Nell’area, che al momento è stata parzialmente posta sotto sequestro giudiziario, gli agenti si sono trovati davanti almeno una dozzina di nuclei familiari di origine Sinti.
Ma la vera sorpresa è stata scoprire che era stata allestita una gestione illecita di rifiuti. Il tutto con stoccaggio e trattamento di materiali ferrosi e di rame di provenienza incerta. Il materiale rinvenuto – tra cui circa 100 chilogrammi di rame – è ora posto sotto sequestro.  Gli agenti della Polizia Locale stanno terminando ora gli accertamenti per verificare le ipotesi di reato. E sarebbero dieci le persone probabilmente indagate.

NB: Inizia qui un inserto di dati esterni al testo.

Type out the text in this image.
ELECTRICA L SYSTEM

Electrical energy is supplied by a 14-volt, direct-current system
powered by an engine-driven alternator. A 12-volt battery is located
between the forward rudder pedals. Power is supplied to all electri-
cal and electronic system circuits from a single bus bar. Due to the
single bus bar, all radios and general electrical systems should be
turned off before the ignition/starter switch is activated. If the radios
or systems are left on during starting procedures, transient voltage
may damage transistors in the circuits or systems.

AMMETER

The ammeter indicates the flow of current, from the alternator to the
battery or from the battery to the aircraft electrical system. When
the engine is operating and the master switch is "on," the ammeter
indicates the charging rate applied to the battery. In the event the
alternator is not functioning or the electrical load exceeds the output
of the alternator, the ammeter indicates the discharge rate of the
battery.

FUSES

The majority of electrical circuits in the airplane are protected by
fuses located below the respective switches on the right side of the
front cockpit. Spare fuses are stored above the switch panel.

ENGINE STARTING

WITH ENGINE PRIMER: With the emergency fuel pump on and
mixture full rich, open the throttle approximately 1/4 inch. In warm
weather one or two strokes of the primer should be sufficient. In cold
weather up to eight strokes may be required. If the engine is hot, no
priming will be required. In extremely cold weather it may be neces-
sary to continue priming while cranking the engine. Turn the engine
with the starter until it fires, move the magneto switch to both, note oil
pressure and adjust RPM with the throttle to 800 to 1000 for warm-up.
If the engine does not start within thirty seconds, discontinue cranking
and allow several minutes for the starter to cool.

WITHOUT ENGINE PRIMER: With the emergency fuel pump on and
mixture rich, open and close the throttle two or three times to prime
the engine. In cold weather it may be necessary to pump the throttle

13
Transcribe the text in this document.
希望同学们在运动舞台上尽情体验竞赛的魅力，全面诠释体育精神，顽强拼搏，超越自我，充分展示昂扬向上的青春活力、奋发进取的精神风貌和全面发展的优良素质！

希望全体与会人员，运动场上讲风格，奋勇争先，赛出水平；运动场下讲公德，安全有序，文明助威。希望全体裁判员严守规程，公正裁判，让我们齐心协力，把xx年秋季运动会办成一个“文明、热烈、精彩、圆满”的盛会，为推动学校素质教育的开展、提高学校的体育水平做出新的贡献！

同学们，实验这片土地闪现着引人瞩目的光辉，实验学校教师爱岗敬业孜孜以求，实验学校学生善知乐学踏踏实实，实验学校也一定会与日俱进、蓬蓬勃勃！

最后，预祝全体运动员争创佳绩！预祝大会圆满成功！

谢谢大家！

Furto di corrente e abusi edilizi

Ma non è finita qui. I tecnici Enel hanno scoperto la manomissione dei sigilli dei contatori e il conseguente furto di energia elettrica, stimando consumi per un valore tra i 10.000 e i 15.000 euro. Ma tutto, nel villaggio allestito dai rom, sembrerebbe abusivo. Secondo i primi riscontri, ben trenta i probabili abusi edilizi da definire con ulteriori approfondimenti, così come gli scarichi di acque reflue domestiche provenienti dagli edifici.